Les épices et condiments occupaient une place importante. Le poivre, relativement accessible, était largement utilisé. En revanche, la cannelle, le safran ou le gingembre, plus coûteux, se retrouvaient surtout sur les tables aristocratiques.

Les viandes consommées par la noblesse comprenaient le porc et ses salaisons (jambon, saucisses, pâtés, lard), le gros gibier (sanglier, chevreuil, daim), des oiseaux sauvages (faisan, cygne, paon) et domestiques (poularde, oie, canard, pintade). Le bœuf, animal de trait, était rarement abattu ; la vache et le mouton apparaissaient plutôt en ragoûts, farces, terrines ou pâtés en croûte. Les plus modestes se contentaient souvent de petits oiseaux (pigeons, perdrix, grives, merles, cailles, bécasses).
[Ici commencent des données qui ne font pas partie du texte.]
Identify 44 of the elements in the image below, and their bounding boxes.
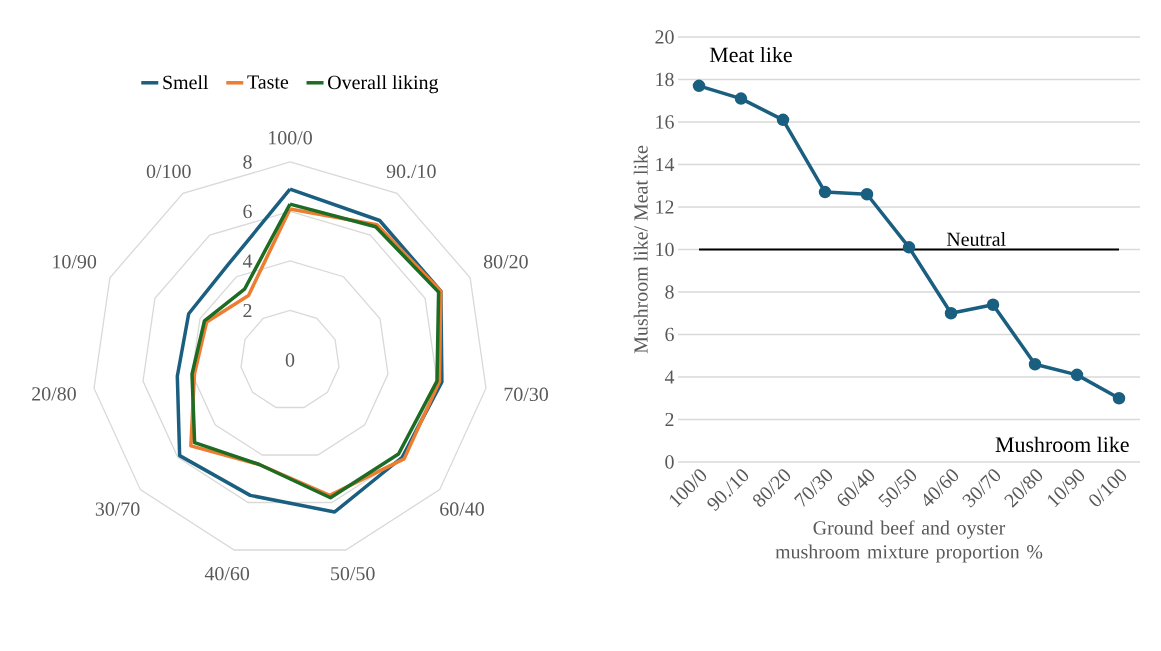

Les viandes étaient rôties ou préparées en sauces abondamment épicées.

Le poisson prenait une importance particulière durant les nombreux jours « maigres » imposés par l’Église, où la consommation de viande était interdite. On consommait alors des poissons d’étang ou de rivière (carpe, anguille, perche, brochet), des poissons d’élevage dans les viviers seigneuriaux (truite, saumon), ainsi que des poissons de mer salés ou fumés (morue, maquereau, hareng). Les écrevisses, grenouilles et escargots complétaient cet apport — particularité qui vaudra plus tard aux Français bien des moqueries de leurs voisins britanniques.

Les légumes se composaient de racines (carottes, navets, betteraves, salsifis — mais pas de pomme de terre), de légumineuses (pois, pois chiches, fèves) et de légumes verts (choux, laitues, bettes, cardons, épinards, poireaux), souvent relevés d’herbes aromatiques. Le sel, coûteux, demeurait un produit précieux pour le peuple.
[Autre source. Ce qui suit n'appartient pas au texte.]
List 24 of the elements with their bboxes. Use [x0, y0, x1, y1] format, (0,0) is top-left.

D’épaisses tranches de pain rassis, appelées « tranchoirs », servaient d’assiettes pour les mets en sauce ou les potages. Les couverts se limitaient au couteau et à la cuillère ; la fourchette n’était pas encore d’usage courant. Pour le paysan, l’ordinaire quotidien se résumait souvent à du pain, du fromage, quelques racines et des fruits.

Les repas étaient accompagnés de lait, de cidre, de bière, de piquette (boisson obtenue à partir de marc de raisin additionné d’eau) ou de vin — souvent blanc — généralement coupé d’eau, y compris pour les enfants. L’eau étant fréquemment impropre à la consommation, elle pouvait provoquer des maladies graves comme la dysenterie. Parmi les enjeux économiques de la guerre de Cent Ans figurait aussi la question du vin. Les Anglais, dont le climat se prêtait mal à une viticulture abondante et régulière, dépendaient largement des vignobles du Sud-Ouest de la France, notamment en Guyenne. Le vin, boisson plus sûre que l’eau souvent insalubre, était couramment consommé — fréquemment allongé d’eau — afin de limiter les risques sanitaires. Assurer l’accès à ces régions productrices représentait donc, au-delà des rivalités dynastiques, un intérêt stratégique et économique majeur pour la Couronne anglaise. Le vin médiéval, assez acide, était souvent aromatisé d’herbes (anis, absinthe, romarin, sauge), d’épices — donnant l’hypocras ou le clairet — ou adouci au miel. En revanche, les eaux-de-vie et les alcools forts n’étaient pas encore répandus dans l’usage courant.